Sous-titré Relation d’un état d’exception, ce court texte se veut la suite du Miracle (1983) récit de l’insurrection populaire napolitaine contre la Couronne espagnole en 1647 avec sa tête le pécheur Tomaso Aniello d’Amalfi dit « Masaniello ». Sous l’autorité du duc d’Arcos, Masaniello fut arrêté et assassiné. Sa rébellion stoppée dans son élan. En contrepartie, sa légende naquit et enfla non seulement chez le peuple napolitain mais dans toute l’Europe : « Qu’on en eût conscience ou non, Masaniello annonçait la révolution, il fut la flamme approchée des trônes et éteinte de justesse avant un embrasement général. »

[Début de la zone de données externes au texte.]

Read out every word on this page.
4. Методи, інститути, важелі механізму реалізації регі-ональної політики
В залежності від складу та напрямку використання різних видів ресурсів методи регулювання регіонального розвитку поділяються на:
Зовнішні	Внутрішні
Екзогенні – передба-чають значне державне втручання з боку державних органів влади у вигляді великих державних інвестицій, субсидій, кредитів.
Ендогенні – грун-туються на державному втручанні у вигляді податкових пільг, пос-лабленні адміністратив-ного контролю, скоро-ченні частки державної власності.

C’est pour éteindre les dernières braises de la révolte que le comte Castrillo, représentant disgracieux mais bon diplomate de Philippe IV, fut nommé vice-roi de Naples, succédant au duc d’Arcos et au comte d’Ognatte. Son objectif était de calmer les ardeurs de la populace par une étrange « douceur paternelle » qui n’oubliait pas le recours à la force armée. Lorsque la peste venant de Sardaigne menaça la cité, il décida de séparer le Palais et la garnison du reste de la population. La maladie fut d’abord minimisée par les autorités politiques, interdisant de la nommer telle quelle, et répandant le bruit que le responsable serait « l’Antéchrist Masaniello, qui dans l’au-delà tramait de nouveau contre le bonheur de la ville ». De son côté, l’Église trouva là un moyen de faire fructifier son entreprise de purification des âmes afin d’échapper au « fléau de Dieu » qui s’abattait sur la ville.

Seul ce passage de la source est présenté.